Geht man nun davon aus, dass es keine Widersprüche geben kann beziehungsweise sie alle nur scheinbar sind und in Wirklichkeit auf Missverständnisse, Irrtümer oder unsauberes Denken zurückzuführen sind, dann ist notwendigerweise alles falsch, was zu Widersprüchen führt. Ausgehend von der Annahme, dass alles entweder wahr oder falsch ist, kann man auf diese Weise indirekte Beweise führen: Wenn die Annahme des Gegenteils eines Satzes zwangsläufig zu einem Widerspruch führt, dann muss der Satz wahr sein. Man spricht hier vom so genannten Widerspruchsbeweis oder »Reductio ad absurdum«.

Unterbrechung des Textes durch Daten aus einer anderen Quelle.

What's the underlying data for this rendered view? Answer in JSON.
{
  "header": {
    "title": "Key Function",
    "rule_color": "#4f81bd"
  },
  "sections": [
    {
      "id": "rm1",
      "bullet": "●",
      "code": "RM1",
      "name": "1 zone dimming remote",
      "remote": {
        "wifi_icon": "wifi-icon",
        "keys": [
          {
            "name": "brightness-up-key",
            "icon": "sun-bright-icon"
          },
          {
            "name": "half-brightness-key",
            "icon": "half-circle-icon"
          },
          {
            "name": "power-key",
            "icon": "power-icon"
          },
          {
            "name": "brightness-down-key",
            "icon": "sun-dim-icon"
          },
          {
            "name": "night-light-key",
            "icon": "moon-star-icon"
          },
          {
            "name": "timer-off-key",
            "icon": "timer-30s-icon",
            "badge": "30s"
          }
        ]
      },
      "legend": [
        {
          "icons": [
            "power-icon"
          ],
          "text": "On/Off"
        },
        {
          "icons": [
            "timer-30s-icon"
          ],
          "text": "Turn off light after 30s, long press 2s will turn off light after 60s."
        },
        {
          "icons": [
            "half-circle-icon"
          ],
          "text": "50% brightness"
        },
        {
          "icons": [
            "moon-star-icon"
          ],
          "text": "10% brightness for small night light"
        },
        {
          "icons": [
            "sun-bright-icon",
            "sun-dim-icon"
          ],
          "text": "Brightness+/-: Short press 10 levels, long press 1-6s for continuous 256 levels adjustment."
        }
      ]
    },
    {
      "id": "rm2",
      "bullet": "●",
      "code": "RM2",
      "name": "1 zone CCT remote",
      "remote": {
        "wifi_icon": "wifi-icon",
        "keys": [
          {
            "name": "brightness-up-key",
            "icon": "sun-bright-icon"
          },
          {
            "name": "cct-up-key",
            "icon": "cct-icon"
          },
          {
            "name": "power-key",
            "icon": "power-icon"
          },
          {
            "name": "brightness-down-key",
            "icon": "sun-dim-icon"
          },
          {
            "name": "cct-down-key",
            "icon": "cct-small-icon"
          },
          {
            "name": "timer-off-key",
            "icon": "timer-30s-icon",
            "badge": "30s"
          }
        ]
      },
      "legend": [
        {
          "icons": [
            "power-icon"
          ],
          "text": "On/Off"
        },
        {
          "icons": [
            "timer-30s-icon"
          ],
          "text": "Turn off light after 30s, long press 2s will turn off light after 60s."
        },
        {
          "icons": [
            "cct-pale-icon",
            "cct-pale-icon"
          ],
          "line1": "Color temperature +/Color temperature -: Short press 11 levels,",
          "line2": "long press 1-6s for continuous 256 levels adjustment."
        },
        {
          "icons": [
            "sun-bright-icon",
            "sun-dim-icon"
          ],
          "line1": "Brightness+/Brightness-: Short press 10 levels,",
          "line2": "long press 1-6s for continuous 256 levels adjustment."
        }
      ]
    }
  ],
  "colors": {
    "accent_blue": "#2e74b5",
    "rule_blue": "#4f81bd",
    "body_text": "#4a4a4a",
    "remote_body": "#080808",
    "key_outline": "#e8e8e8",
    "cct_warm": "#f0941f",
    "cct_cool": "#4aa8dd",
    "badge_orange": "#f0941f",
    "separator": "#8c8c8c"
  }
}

Dabei ist dies natürlich keine alleinige Domäne der Philosophie. In der mathematischen Logik etwa ist die Reductio ad absurdum ebenfalls ein gängiges Beweisverfahren. Das klassische Beispiel, nämlich der Beweis der Irrationalität der Quadratwurzel aus 2, hat mit Philosophie auf den ersten Blick nichts zu tun.
Widersprüche gibt es auch jenseits formalisierter Symbolsysteme, und da wird es dann offenkundiger philosophisch. So lassen sich nicht bloß Behauptungen, sondern genauso Maximen für menschliches Handeln als widersprüchlich ausweisen. Ein Beispiel des deutsch-amerikanischen Philosophen Nicholas Rescher ist die Anweisung: »Lasst die alte Lagerhalle stehen, bis die neue fertig ist. Und baut die neue Lagerhalle aus dem Abbruchmaterial von der alten.«
Wenn Reden und Handeln sich widersprechen
Jenseits der bloßen Inhalte von Sprache können zudem Widersprüche zwischen sprachlichen Äußerungen und nicht sprachlichem Handeln festgestellt werden (so genannte performative Widersprüche). Ein einfacher und bekannter performativer Widerspruch ist es, »ICH SCHREIE DOCH ÜBERHAUPT NICHT!« zu schreien. Auf einer etwas komplexeren Ebene ist der Vorwurf ähnlicher performativer Widersprüchlichkeit eine übliche Form von Kritik an politischen Akteuren (»Sie wollen den Autoverkehr reduzieren und bauen gleichzeitig eine neue Autobahn«).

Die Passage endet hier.